The fun thing about a blog that publishes daily is that if you don’t find one post to be useful to you, there’ll be something else along tomorrow. Take what you find useful, leave the rest, make your own contributions to help others, and build the community.
I do think you’re right that most programs offer no obtainable match to their residents, but I’ve never seen anyone actually attempt to figure out even an average figure.
Something very relevant is missing from this post, which is the importance of knowing the vesting period. Most vesting periods are 3 or 4 or 5 years. And, perhaps not coincidentally, even though we know the shortest residency period is 3 years it’s not quite 3 years. And that matters a lot when it comes to vesting because vesting very much cares about your start day and you last day.
Let’s say you have a 3 year residency and a nice match with a 3 year vesting period.
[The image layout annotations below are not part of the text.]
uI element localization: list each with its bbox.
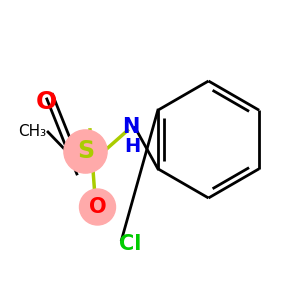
Text: H: H xyxy=(124,137,140,156)
Circle shape xyxy=(64,130,107,173)
Text: Cl: Cl xyxy=(118,235,141,254)
Circle shape xyxy=(80,189,116,225)
Text: S: S xyxy=(77,140,94,164)
Text: N: N xyxy=(122,118,139,137)
Text: O: O xyxy=(89,197,106,217)
Text: CH₃: CH₃ xyxy=(18,124,46,139)
Text: O: O xyxy=(36,90,57,114)
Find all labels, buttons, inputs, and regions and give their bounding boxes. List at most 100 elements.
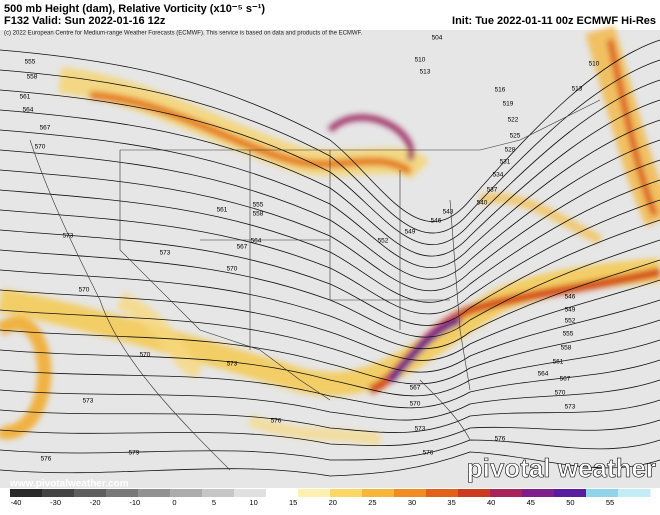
contour-labels: 5045105135555585615645675705165195225255… [20,35,600,463]
colorbar-swatch [330,489,363,497]
contour-label: 564 [538,371,549,378]
colorbar-swatch [266,489,299,497]
colorbar-swatch [170,489,203,497]
contour-label: 570 [35,144,46,151]
colorbar-swatch [106,489,139,497]
colorbar-swatch [10,489,43,497]
colorbar-swatch [618,489,651,497]
contour-line [0,359,660,409]
colorbar-swatch [522,489,555,497]
contour-line [0,319,660,385]
contour-label: 531 [500,159,511,166]
contour-label: 555 [253,202,264,209]
contour-label: 522 [508,117,519,124]
colorbar-label: 30 [408,498,416,507]
contour-line [0,199,660,315]
contour-label: 567 [237,244,248,251]
contour-label: 558 [27,74,38,81]
contour-label: 525 [510,133,521,140]
contour-label: 534 [493,172,504,179]
colorbar-label: 10 [249,498,257,507]
contour-label: 552 [378,238,389,245]
colorbar-label: 5 [212,498,216,507]
contour-line [0,451,660,477]
colorbar-label: 15 [289,498,297,507]
contour-label: 543 [443,209,454,216]
contour-label: 576 [495,436,506,443]
colorbar-label: 20 [329,498,337,507]
contour-label: 513 [420,69,431,76]
contour-label: 573 [160,250,171,257]
contour-line [0,239,660,338]
contour-label: 516 [495,87,506,94]
contour-line [0,379,660,421]
contour-label: 567 [410,385,421,392]
contour-line [0,79,660,246]
height-contours [0,39,660,477]
contour-label: 573 [63,233,74,240]
contour-label: 561 [553,359,564,366]
contour-label: 561 [20,94,31,101]
contour-line [0,279,660,361]
contour-label: 558 [561,345,572,352]
colorbar-swatch [362,489,395,497]
contour-line [0,219,660,326]
contour-label: 504 [432,35,443,42]
contour-label: 576 [423,450,434,457]
contour-label: 549 [565,307,576,314]
contour-line [0,139,660,280]
contour-label: 570 [410,401,421,408]
contour-label: 519 [503,101,514,108]
contour-label: 564 [23,107,34,114]
contour-label: 558 [253,211,264,218]
colorbar-label: 50 [566,498,574,507]
colorbar-swatch [74,489,107,497]
colorbar-label: -20 [90,498,101,507]
colorbar-label: 35 [447,498,455,507]
colorbar-label: -10 [129,498,140,507]
colorbar-label: 40 [487,498,495,507]
valid-time: F132 Valid: Sun 2022-01-16 12z [4,15,166,27]
contour-label: 552 [565,318,576,325]
contour-line [0,299,660,373]
contour-label: 555 [25,59,36,66]
contour-label: 546 [565,294,576,301]
website: www.pivotalweather.com [9,479,129,490]
colorbar-swatch [298,489,331,497]
vorticity-field [0,25,660,446]
colorbar-label: 25 [368,498,376,507]
colorbar: -40 -30 -20 -10 0 5 10 15 20 25 30 35 40 45 50 55 [10,489,651,507]
colorbar-swatch [458,489,491,497]
copyright: (c) 2022 European Centre for Medium-rang… [4,31,363,37]
contour-line [0,59,660,234]
contour-label: 537 [487,187,498,194]
colorbar-swatch [138,489,171,497]
contour-line [0,179,660,303]
contour-label: 564 [251,238,262,245]
contour-label: 570 [555,390,566,397]
contour-label: 549 [405,229,416,236]
colorbar-swatch [234,489,267,497]
contour-label: 570 [79,287,90,294]
colorbar-swatch [426,489,459,497]
contour-label: 513 [572,86,583,93]
contour-line [0,99,660,257]
contour-label: 573 [565,404,576,411]
borders [29,99,601,471]
contour-label: 570 [227,266,238,273]
colorbar-label: -30 [50,498,61,507]
contour-label: 570 [140,352,151,359]
contour-line [0,39,660,222]
colorbar-swatch [490,489,523,497]
colorbar-label: 45 [527,498,535,507]
map-title: 500 mb Height (dam), Relative Vorticity … [4,3,265,15]
colorbar-label: 0 [172,498,176,507]
contour-label: 579 [129,450,140,457]
contour-label: 555 [563,331,574,338]
colorbar-label: 55 [606,498,614,507]
contour-label: 573 [227,361,238,368]
contour-label: 576 [41,456,52,463]
contour-line [0,259,660,349]
contour-label: 576 [271,418,282,425]
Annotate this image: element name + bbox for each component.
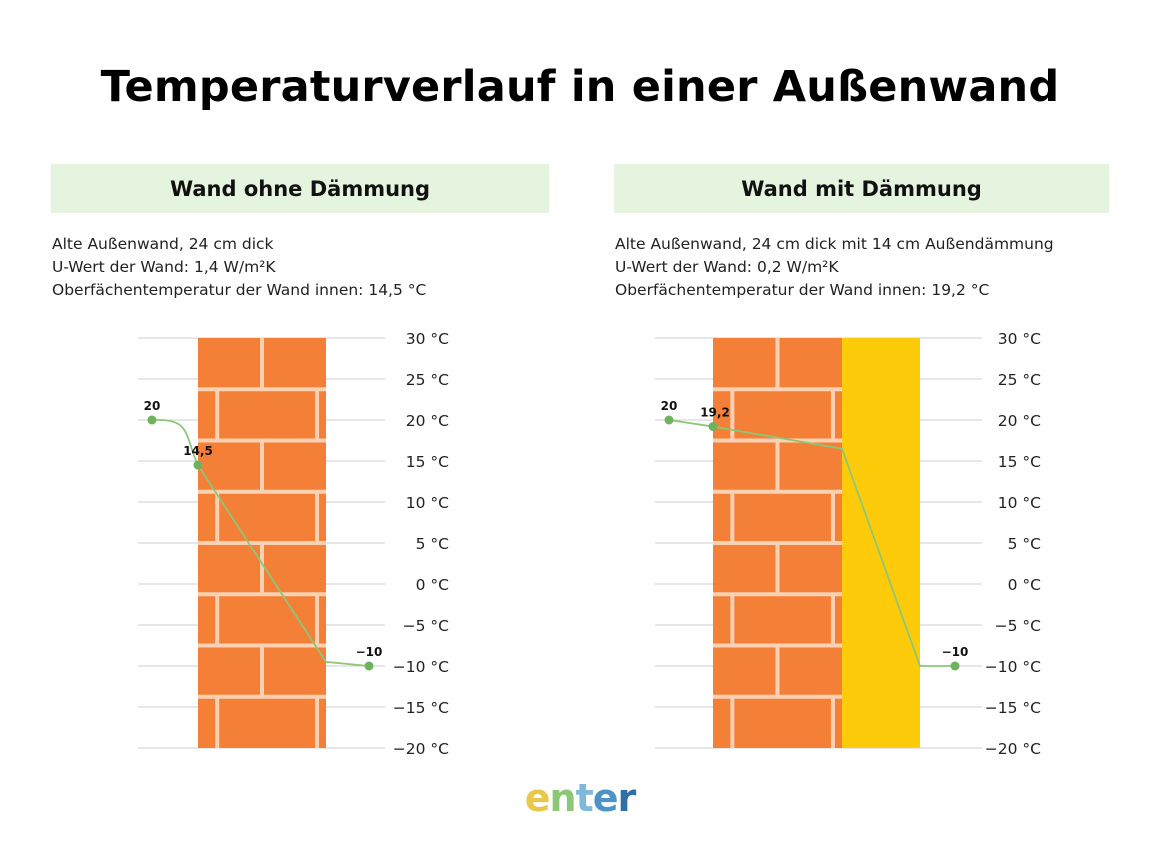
data-point [950,661,960,671]
y-tick-label: −20 °C [985,740,1041,758]
enter-logo: enter [0,776,1160,820]
logo-letter: e [524,776,551,820]
y-tick-label: −15 °C [393,699,449,717]
info-line-wall: Alte Außenwand, 24 cm dick mit 14 cm Auß… [615,235,1054,253]
info-line-surface-temp: Oberfächentemperatur der Wand innen: 19,… [615,281,990,299]
y-tick-label: 0 °C [1008,576,1041,594]
page-title: Temperaturverlauf in einer Außenwand [100,62,1060,112]
brick-wall [713,338,842,748]
y-tick-label: 0 °C [416,576,449,594]
logo-letter: r [617,776,637,820]
info-line-u-value: U-Wert der Wand: 0,2 W/m²K [615,258,839,276]
y-tick-label: −5 °C [995,617,1041,635]
logo-letter: e [592,776,619,820]
brick-wall [198,338,326,748]
y-tick-label: 30 °C [406,330,449,348]
data-point [708,422,718,432]
data-label: −10 [942,645,969,659]
panel-header-with-insulation: Wand mit Dämmung [614,164,1109,213]
y-tick-label: −5 °C [403,617,449,635]
y-tick-label: −20 °C [393,740,449,758]
y-tick-label: 15 °C [406,453,449,471]
y-tick-label: 20 °C [998,412,1041,430]
y-tick-label: −15 °C [985,699,1041,717]
temperature-curve [668,419,955,667]
data-point [364,661,374,671]
y-tick-label: 5 °C [416,535,449,553]
y-tick-label: 25 °C [998,371,1041,389]
data-label: 14,5 [183,444,213,458]
y-tick-label: 5 °C [1008,535,1041,553]
y-tick-label: 25 °C [406,371,449,389]
panel-header-without-insulation: Wand ohne Dämmung [51,164,549,213]
info-with-insulation: Alte Außenwand, 24 cm dick mit 14 cm Auß… [615,233,1054,302]
data-point [664,415,674,425]
info-line-u-value: U-Wert der Wand: 1,4 W/m²K [52,258,276,276]
y-tick-label: 10 °C [998,494,1041,512]
data-point [193,460,203,470]
logo-letter: t [575,776,594,820]
logo-letter: n [549,776,577,820]
y-tick-label: −10 °C [985,658,1041,676]
data-point [147,415,157,425]
data-label: 20 [144,399,161,413]
y-tick-label: −10 °C [393,658,449,676]
data-label: −10 [356,645,383,659]
data-label: 19,2 [700,406,730,420]
data-label: 20 [661,399,678,413]
insulation-layer [842,338,920,748]
info-without-insulation: Alte Außenwand, 24 cm dick U-Wert der Wa… [52,233,426,302]
info-line-surface-temp: Oberfächentemperatur der Wand innen: 14,… [52,281,427,299]
y-tick-label: 15 °C [998,453,1041,471]
y-tick-label: 20 °C [406,412,449,430]
y-tick-label: 10 °C [406,494,449,512]
info-line-wall: Alte Außenwand, 24 cm dick [52,235,274,253]
y-tick-label: 30 °C [998,330,1041,348]
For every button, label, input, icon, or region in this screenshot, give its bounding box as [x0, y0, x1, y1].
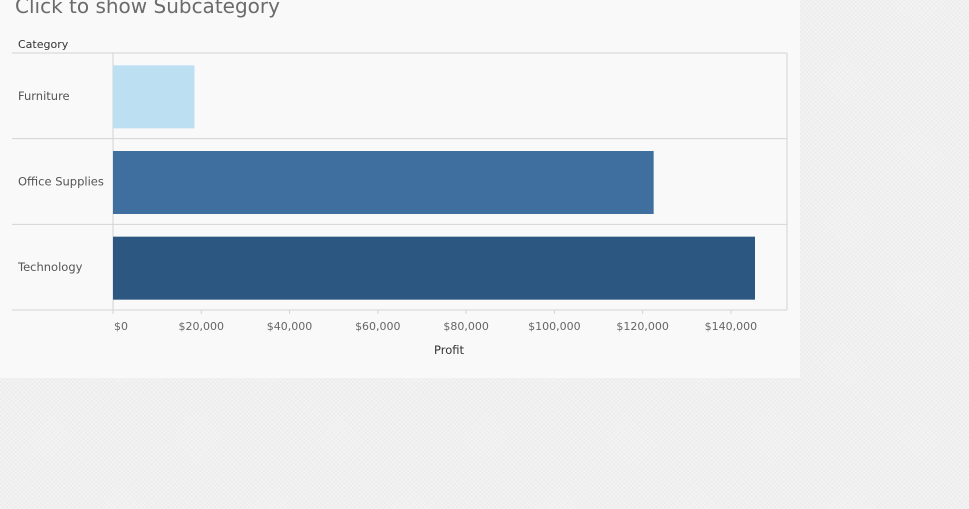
- bar[interactable]: [113, 65, 195, 129]
- category-rows: Furniture Office Supplies Technology: [12, 89, 787, 274]
- category-label: Office Supplies: [18, 175, 104, 189]
- x-tick-label: $60,000: [355, 320, 401, 333]
- profit-bar-chart: Category Furniture Office Supplies Technol…: [12, 38, 788, 357]
- x-tick-label: $80,000: [443, 320, 489, 333]
- bars: [113, 65, 755, 300]
- bar[interactable]: [113, 151, 654, 214]
- category-column-header: Category: [18, 38, 69, 51]
- x-tick-label: $40,000: [267, 320, 313, 333]
- category-label: Furniture: [18, 89, 70, 103]
- page-title[interactable]: Click to show Subcategory: [15, 0, 280, 18]
- x-tick-label: $20,000: [179, 320, 225, 333]
- x-tick-label: $140,000: [705, 320, 758, 333]
- bar[interactable]: [113, 236, 755, 300]
- category-label: Technology: [17, 260, 83, 274]
- x-tick-label: $120,000: [616, 320, 669, 333]
- dashboard: Click to show Subcategory Category Furni…: [12, 0, 788, 357]
- x-axis-ticks: $0 $20,000 $40,000 $60,000 $80,000 $100,000 $1…: [112, 310, 758, 333]
- x-tick-label: $100,000: [528, 320, 581, 333]
- x-axis-title: Profit: [434, 343, 464, 357]
- x-tick-label: $0: [114, 320, 128, 333]
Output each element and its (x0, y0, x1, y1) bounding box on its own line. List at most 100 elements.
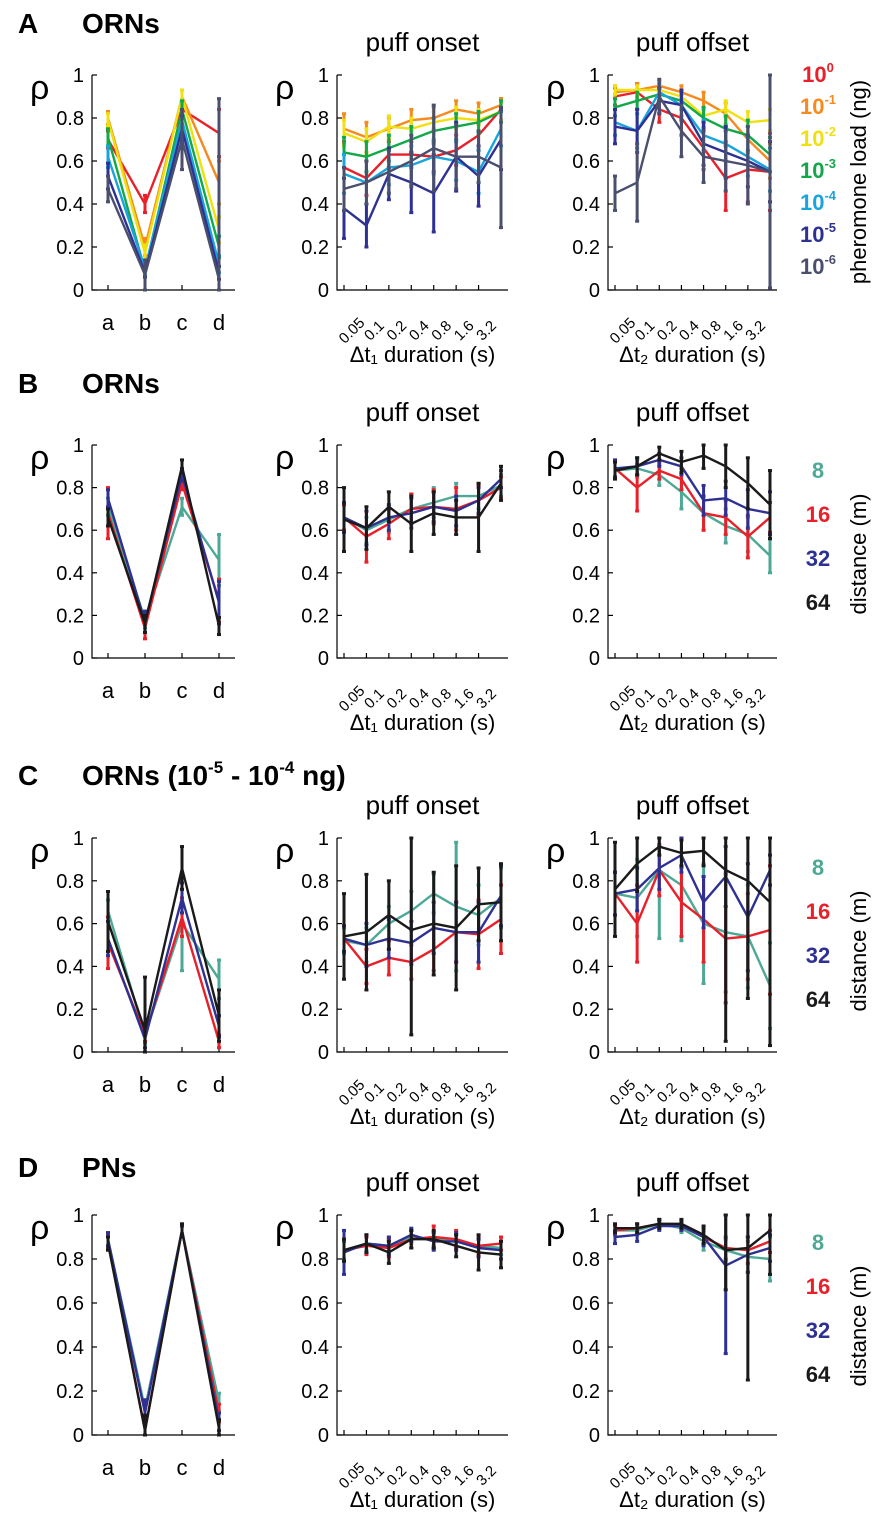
series (613, 1213, 772, 1382)
panel-title: ORNs (82, 368, 160, 399)
y-tick-label: 0 (589, 1042, 600, 1064)
x-tick-label: 3.2 (473, 685, 500, 712)
legend-item-label: 16 (806, 502, 830, 527)
x-axis-label: Δt₁ duration (s) (350, 342, 496, 367)
x-axis-label: Δt₂ duration (s) (619, 1487, 766, 1512)
y-tick-label: 1 (73, 1205, 84, 1227)
y-tick-label: 0.6 (56, 1293, 84, 1315)
x-tick-label: 3.2 (473, 317, 500, 344)
legend-item: 16 (806, 899, 830, 924)
subplot-1: 0 0.2 0.4 0.6 0.8 1 ρ a b c d (30, 435, 235, 703)
y-tick-label: 0.2 (301, 1381, 329, 1403)
y-tick-label: 1 (73, 828, 84, 850)
series-line (343, 110, 502, 143)
y-axis-label: ρ (275, 439, 294, 477)
panel-title: ORNs (10-5 - 10-4 ng) (82, 758, 346, 791)
series (106, 466, 221, 634)
series-line (615, 88, 771, 124)
series-line (614, 452, 771, 506)
series (106, 875, 221, 1045)
series (106, 99, 221, 279)
y-axis-label: ρ (546, 69, 565, 107)
legend-item: 10-2 (800, 124, 836, 151)
series-line (106, 916, 221, 1042)
series-line (343, 482, 503, 530)
panel-title: ORNs (82, 8, 160, 39)
x-tick-label: b (139, 678, 151, 703)
y-tick-label: 0 (73, 648, 84, 670)
x-tick-label: a (102, 310, 115, 335)
legend-item-exp: -5 (824, 220, 836, 235)
y-tick-label: 0.8 (56, 478, 84, 500)
subplot-title: puff offset (636, 27, 750, 57)
legend-item: 32 (806, 546, 830, 571)
subplot-title: puff onset (366, 790, 481, 820)
y-tick-label: 0.2 (301, 999, 329, 1021)
panel-title-text: PNs (82, 1152, 136, 1183)
x-tick-label: a (102, 1072, 115, 1097)
panel-title-mid: - 10 (223, 760, 279, 791)
legend-item: 32 (806, 1318, 830, 1343)
y-tick-label: 0 (73, 1425, 84, 1447)
legend-item-label: 10 (800, 254, 824, 279)
legend-item-label: 64 (806, 1362, 831, 1387)
y-tick-label: 0 (589, 280, 600, 302)
legend-item: 16 (806, 502, 830, 527)
series (342, 464, 503, 553)
x-tick-label: a (102, 678, 115, 703)
subplot-title: puff offset (636, 790, 750, 820)
panel-letter: C (18, 760, 38, 791)
y-axis-label: ρ (546, 1209, 565, 1247)
panel-b: B ORNs 8 16 32 64 distance (m) 0 0.2 0.4 0.6 0.8 1 ρ a… (18, 368, 871, 735)
y-tick-label: 1 (589, 828, 600, 850)
subplot-1: 0 0.2 0.4 0.6 0.8 1 ρ a b c d (30, 828, 235, 1097)
y-tick-label: 0 (318, 1425, 329, 1447)
panel-title-text: ORNs (10 (82, 760, 208, 791)
panel-title-text: ORNs (82, 8, 160, 39)
legend-title: distance (m) (846, 890, 871, 1011)
legend-item: 64 (806, 590, 831, 615)
y-tick-label: 0.2 (572, 237, 600, 259)
axis-lines (607, 445, 777, 659)
legend-item: 10-4 (800, 188, 837, 215)
x-tick-label: c (177, 310, 188, 335)
x-tick-label: 3.2 (742, 1079, 769, 1106)
legend-item-label: 8 (812, 1230, 824, 1255)
y-tick-label: 0.2 (572, 999, 600, 1021)
series-line (106, 138, 221, 280)
series-line (106, 896, 221, 1041)
y-tick-label: 0.6 (572, 520, 600, 542)
series-line (614, 93, 771, 156)
y-tick-label: 0.4 (56, 563, 84, 585)
legend-item: 10-3 (800, 156, 836, 183)
series-line (615, 1222, 771, 1252)
series-line (343, 892, 502, 947)
legend: 8 16 32 64 distance (m) (806, 1230, 871, 1387)
panel-c: C ORNs (10-5 - 10-4 ng) 8 16 32 64 distance (m… (18, 758, 871, 1129)
series-line (343, 895, 503, 947)
y-tick-label: 0.2 (56, 1381, 84, 1403)
panel-letter: A (18, 8, 38, 39)
y-tick-label: 0.8 (56, 1249, 84, 1271)
y-tick-label: 0.8 (572, 1249, 600, 1271)
y-axis-label: ρ (30, 1209, 49, 1247)
y-tick-label: 0.8 (301, 871, 329, 893)
legend-item-label: 64 (806, 590, 831, 615)
subplot-1: 0 0.2 0.4 0.6 0.8 1 ρ a b c d (30, 65, 235, 335)
y-tick-label: 0.8 (572, 871, 600, 893)
y-tick-label: 0.8 (301, 478, 329, 500)
series-line (343, 901, 502, 938)
y-tick-label: 0.4 (572, 194, 600, 216)
series-line (614, 95, 771, 195)
x-tick-label: 3.2 (742, 317, 769, 344)
legend-item-exp: -1 (824, 92, 836, 107)
legend-item-label: 10 (800, 158, 824, 183)
y-axis-label: ρ (275, 1209, 294, 1247)
x-axis-label: Δt₁ duration (s) (350, 1487, 496, 1512)
series-line (343, 478, 502, 530)
y-tick-label: 0.6 (56, 520, 84, 542)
I won’t get into cliff vs gradual vesting. Let’s say you start on July 1. Your last day of residency is almost 3 years later, June 30. Boom. You get NONE of the match money you’ve put in over the past almost 3 years. It’s very important to read the fine print/summary plan document.
Absolutely a critical point.
This is an excellent point, and you’re absolutely right that the vesting timetable is an important consideration with any retirement match. In the resident retirement plans I’ve seen, participants are typically fully vested before finishing training, but it’s definitely worth checking.
One point worth noting is that a three-year residency actually spans a little more than three years of employment. Most residents officially start around June 22 for onboarding, with clinical duties beginning July 1, so their total employment runs about three years and a week. That means a three-year vesting requirement would usually still be met by completion of training.
Of course, this varies by program, so it’s important to read the plan documents carefully to confirm the exact vesting rules. Great comment—this is a very relevant and often overlooked detail.